Turangga Bumantara: “Ya, udah. Maaf. Aku yang salah, cuma kamu yang paling bener. Aku pulang telat malam ini. Kamu kalau lapar makan duluan aja. Aku makan di kantor bareng yang lain.”
Beberapa menit kemudian Sembagi masih terpaku duduk di pinggiran ranjang dengan kaki menggantung di atas lantai Sembagi meraih ponsel yang tadi diletakkannya di atas nakas. Dia melihat ada pesan dari nomor asing. Kata-katanya hanya sebuah kalimat berbunyi “Anda harus tahu soal ini.” Disertai lima gambar yang tak perlu Sembagi terka-terka karena jelas-jelas di dalam gambar itu adalah Turangga bersama perempuan yang berusia lebih muda dari Sembagi. Kira-kira usianya seusia adik bungsu Turangga. Pose mereka sudah kelewat mesra di mata Sembagi. Tanpa malu perempuan muda itu duduk di atas pangkuan Turangga, lain gambar perempuan itu sedang meliukkan badannya tepat di depan wajah Turangga, memeluk leher Turangga, menyodorkan gelas berisi alkohol ke mulut Turangga, dan yang terakhir dan paling menyesakkan adalah kedua orang itu saling menempelkan bibir.
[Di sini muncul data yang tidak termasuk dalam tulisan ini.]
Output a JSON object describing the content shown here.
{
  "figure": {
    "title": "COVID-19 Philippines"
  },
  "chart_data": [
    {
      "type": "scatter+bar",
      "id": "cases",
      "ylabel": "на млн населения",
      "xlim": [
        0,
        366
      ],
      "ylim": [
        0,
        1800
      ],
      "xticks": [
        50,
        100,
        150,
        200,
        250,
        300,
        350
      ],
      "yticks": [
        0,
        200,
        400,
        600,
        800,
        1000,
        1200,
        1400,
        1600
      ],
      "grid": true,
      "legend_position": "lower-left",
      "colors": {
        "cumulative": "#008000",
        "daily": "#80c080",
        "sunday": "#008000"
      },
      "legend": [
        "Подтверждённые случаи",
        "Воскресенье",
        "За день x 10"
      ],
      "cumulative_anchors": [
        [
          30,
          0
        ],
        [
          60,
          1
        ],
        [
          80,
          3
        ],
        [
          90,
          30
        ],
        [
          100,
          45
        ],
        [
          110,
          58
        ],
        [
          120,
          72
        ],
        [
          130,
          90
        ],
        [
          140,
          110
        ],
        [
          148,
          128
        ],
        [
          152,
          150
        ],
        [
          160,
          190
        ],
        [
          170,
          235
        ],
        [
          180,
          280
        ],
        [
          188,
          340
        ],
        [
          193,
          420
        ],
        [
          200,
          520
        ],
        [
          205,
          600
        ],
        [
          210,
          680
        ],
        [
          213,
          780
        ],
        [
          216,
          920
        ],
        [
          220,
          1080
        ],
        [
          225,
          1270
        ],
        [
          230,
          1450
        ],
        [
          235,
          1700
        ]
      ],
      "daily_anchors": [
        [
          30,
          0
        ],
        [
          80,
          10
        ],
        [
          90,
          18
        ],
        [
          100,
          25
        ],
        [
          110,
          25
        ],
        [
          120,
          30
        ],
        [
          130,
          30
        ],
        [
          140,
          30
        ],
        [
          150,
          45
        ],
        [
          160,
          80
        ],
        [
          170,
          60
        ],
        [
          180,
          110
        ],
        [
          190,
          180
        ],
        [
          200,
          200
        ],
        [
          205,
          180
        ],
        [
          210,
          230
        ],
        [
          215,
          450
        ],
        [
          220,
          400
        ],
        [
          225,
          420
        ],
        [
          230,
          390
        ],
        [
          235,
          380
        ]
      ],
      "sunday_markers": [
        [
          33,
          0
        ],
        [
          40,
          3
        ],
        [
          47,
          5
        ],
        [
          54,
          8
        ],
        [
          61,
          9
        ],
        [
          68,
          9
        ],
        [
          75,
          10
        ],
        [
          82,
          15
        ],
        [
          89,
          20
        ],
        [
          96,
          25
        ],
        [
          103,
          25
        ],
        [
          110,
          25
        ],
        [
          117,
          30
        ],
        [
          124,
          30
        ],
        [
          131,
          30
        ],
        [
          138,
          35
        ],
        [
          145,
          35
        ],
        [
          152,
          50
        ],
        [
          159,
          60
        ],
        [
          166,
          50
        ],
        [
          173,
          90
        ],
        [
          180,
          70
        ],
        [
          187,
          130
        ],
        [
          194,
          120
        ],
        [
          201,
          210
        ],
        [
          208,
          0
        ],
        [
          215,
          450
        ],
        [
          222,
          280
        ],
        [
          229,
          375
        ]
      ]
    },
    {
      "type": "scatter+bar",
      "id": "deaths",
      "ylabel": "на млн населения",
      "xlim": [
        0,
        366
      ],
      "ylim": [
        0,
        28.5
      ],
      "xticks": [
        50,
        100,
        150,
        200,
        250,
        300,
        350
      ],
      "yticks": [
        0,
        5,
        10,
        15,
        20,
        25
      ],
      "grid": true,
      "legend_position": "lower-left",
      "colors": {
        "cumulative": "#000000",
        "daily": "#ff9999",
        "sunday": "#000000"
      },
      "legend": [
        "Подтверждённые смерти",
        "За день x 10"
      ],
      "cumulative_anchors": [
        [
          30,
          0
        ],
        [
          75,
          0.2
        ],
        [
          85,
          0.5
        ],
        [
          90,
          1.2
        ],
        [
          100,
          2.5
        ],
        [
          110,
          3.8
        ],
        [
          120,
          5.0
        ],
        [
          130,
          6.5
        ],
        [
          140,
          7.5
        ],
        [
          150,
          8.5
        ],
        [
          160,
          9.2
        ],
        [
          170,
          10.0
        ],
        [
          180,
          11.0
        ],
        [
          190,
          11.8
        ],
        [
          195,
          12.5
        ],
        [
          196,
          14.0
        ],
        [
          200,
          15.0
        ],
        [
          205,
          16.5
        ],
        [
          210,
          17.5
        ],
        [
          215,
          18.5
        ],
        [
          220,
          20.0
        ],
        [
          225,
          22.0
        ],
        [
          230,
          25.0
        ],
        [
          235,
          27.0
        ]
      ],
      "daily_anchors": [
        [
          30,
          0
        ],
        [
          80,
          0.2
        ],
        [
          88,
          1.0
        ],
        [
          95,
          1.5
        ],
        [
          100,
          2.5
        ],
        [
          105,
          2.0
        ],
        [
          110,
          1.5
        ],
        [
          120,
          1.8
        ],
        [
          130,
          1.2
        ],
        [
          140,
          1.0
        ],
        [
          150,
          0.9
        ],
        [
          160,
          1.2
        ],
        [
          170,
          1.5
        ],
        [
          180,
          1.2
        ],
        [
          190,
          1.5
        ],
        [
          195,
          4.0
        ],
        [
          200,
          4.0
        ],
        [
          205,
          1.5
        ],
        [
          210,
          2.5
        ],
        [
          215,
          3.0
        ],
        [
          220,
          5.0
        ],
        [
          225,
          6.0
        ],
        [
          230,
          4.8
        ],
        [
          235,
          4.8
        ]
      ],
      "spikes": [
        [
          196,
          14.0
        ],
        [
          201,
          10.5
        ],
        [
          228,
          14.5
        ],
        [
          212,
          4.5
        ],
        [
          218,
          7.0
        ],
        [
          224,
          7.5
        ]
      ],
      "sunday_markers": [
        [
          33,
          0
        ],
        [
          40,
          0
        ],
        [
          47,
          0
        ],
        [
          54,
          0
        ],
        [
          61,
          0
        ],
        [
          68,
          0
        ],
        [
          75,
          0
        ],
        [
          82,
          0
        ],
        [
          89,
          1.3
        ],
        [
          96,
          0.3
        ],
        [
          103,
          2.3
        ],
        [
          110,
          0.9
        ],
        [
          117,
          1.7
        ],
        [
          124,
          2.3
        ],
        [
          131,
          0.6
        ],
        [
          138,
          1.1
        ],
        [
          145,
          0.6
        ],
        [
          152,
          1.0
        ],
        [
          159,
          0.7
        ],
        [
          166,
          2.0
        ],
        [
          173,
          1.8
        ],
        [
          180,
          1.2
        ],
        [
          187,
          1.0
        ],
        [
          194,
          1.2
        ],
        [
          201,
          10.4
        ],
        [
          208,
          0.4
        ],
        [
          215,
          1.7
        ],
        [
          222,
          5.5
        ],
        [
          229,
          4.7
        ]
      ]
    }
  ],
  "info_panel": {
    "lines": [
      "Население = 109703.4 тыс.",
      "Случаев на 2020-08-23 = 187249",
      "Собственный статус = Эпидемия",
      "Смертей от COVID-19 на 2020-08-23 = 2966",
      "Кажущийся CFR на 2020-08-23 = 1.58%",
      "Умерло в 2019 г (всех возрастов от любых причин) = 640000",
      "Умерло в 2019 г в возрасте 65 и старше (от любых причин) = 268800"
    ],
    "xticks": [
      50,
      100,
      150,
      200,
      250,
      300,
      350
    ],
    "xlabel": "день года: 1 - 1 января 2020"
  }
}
Sembagi menekan tepat di jantungnya. Bahkan dia nyaris tidak bisa merasakan debar jantungnya sendiri saking lemahnya saat ini detak jantungnya. Kedua kaki dan tangannya gemetar bahkan ponselnya kini sudah lolos dari tangannya. Anehnya air matanya tidak keluar setetes pun. Tangannya kini mengepal penuh amarah. Dia tidak akan membahasnya dengan Turangga. Dia berusaha keras menahan diri untuk tidak bergegas menghubungi Turangga sampai laki-laki itu kembali ke rumah. Karena percuma pikir Sembagi. Bukannya mendapatkan penjelasan yang menenangkan, hatinya akan semakin sakit membaca ketikan dalam chat dari Turangga yang pasti akan punya seribu satu alasan untuk membela diri. Dia akan mencari tahu dan menyelesaikan persoalan ini dengan caranya sendiri.